List of Core Algorithms¶

This document lists the core abstract algorithms in Metagraph.

Bipartite¶

Bipartite Graphs contain two unique sets of nodes. Edges can exist between nodes from different groups, but not between nodes of the same group.

bipartite.graph_projection(bgraph: BipartiteGraph, nodes_retained: int = 0) → Graph¶: Given a bipartite graph, project a graph for one of the two node groups (group 0 or 1).

Centrality¶

Many algorithms assign a ranking or value to each vertex/node in the graph based on different properties. This is usually done to find the most important nodes for that metric.

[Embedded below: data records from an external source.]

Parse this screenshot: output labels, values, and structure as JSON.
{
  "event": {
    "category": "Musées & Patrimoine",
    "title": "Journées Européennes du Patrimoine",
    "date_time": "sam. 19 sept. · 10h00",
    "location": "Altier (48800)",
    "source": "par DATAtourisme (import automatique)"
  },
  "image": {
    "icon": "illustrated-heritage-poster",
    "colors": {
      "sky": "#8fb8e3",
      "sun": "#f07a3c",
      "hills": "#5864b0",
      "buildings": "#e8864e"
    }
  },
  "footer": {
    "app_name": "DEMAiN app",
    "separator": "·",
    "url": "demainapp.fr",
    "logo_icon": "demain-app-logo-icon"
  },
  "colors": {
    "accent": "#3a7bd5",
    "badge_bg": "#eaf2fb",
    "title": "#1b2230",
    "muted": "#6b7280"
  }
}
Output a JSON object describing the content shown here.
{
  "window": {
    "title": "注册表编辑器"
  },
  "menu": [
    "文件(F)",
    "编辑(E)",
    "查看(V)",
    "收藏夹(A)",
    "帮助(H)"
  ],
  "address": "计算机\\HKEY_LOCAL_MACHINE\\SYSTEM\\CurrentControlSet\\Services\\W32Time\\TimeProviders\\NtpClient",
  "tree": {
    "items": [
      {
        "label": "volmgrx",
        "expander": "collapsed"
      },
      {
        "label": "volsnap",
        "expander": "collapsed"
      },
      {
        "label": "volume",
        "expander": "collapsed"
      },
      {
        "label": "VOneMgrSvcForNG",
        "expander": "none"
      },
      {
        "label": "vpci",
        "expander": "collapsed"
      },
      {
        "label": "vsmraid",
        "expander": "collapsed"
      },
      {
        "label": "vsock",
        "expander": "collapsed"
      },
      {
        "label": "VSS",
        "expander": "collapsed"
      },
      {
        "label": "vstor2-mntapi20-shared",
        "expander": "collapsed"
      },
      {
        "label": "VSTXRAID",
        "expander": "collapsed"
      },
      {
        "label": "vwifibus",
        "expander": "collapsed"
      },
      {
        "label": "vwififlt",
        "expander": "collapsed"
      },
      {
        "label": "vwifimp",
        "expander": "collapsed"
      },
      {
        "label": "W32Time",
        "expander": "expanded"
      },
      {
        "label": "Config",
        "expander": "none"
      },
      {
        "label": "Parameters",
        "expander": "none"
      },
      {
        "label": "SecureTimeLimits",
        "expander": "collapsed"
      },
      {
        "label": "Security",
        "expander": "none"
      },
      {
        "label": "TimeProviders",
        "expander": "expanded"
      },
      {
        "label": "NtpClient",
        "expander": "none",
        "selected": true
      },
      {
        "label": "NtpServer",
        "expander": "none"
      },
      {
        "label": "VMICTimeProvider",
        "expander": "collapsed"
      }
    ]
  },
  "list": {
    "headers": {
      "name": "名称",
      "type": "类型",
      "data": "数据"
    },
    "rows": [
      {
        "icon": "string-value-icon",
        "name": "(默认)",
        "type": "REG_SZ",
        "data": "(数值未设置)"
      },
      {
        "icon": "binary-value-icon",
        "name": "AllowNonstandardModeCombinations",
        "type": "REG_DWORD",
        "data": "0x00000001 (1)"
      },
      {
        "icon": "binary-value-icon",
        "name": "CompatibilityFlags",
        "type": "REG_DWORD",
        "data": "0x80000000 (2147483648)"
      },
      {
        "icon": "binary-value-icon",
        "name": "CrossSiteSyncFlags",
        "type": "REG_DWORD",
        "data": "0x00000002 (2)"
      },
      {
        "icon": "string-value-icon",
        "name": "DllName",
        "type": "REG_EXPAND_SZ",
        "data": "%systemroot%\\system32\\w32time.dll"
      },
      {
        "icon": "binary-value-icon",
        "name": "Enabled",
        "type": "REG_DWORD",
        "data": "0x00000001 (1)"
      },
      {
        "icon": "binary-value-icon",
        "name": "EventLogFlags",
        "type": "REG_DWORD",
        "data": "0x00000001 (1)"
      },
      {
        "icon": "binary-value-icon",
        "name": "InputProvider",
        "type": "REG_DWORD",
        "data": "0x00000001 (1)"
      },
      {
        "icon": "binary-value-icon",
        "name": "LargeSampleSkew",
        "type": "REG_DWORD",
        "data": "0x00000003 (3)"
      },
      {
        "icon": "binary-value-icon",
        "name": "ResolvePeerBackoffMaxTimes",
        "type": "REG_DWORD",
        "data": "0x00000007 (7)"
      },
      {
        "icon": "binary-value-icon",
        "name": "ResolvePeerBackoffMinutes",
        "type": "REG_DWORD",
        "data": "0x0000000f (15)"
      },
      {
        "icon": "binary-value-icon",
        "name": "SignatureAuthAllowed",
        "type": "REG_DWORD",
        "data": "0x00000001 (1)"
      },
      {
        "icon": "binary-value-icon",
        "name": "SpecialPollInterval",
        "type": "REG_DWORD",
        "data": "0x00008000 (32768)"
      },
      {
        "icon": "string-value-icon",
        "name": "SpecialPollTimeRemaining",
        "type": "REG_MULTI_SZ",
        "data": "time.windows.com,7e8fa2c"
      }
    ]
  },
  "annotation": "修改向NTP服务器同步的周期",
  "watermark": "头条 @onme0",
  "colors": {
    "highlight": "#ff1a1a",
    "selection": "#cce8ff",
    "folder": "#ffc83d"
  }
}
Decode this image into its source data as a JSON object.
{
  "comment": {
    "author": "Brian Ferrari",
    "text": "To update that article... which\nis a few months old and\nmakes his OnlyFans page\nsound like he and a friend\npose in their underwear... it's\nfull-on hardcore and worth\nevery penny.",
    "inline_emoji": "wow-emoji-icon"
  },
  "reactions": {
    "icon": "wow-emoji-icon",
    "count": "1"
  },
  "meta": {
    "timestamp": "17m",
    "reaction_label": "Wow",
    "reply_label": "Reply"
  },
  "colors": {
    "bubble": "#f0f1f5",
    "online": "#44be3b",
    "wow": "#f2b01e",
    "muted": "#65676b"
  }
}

centrality.betweenness(graph: Graph(edge_type=’map’, edge_dtype={‘int’, ‘float’}), nodes: Optional[NodeSet] = None, normalize: bool = False) → NodeMap¶

This algorithm calculates centrality based on the number of shortest paths passing through a node.

If nodes are provided, only computes an approximation of betweenness centrality based on those nodes.

centrality.closeness(graph: Graph(edge_type=’map’, edge_dtype={‘int’, ‘float’}), nodes: Optional[NodeSet] = None) → NodeMap¶: Calculates the closeness centrality metric, which estimates the average distance from a node to all other nodes. A high closeness score indicates a small average distance to other nodes.

centrality.degree(graph: Graph, in_edges: bool = False, out_edges: bool = True) → NodeMap¶

Calculates the degree centrality for each node. The degree centrality for a node is its degree over the number of nodes minus 1.

If in_edges and out_edges are both false, the degree centrality for all nodes is 0. If the graph is undirected, setting in_edges or out_edges or both to true will give identical results (edges will only be counted once per node). If the graph is directed, in_edges and out_edges dictate which edges are considered for each node.

centrality.eigenvector(graph: Graph(edge_type=’map’, edge_dtype={‘int’, ‘float’})) → NodeMap¶: Calculates the eigenvector centrality, which estimates the importance of a node in the graph.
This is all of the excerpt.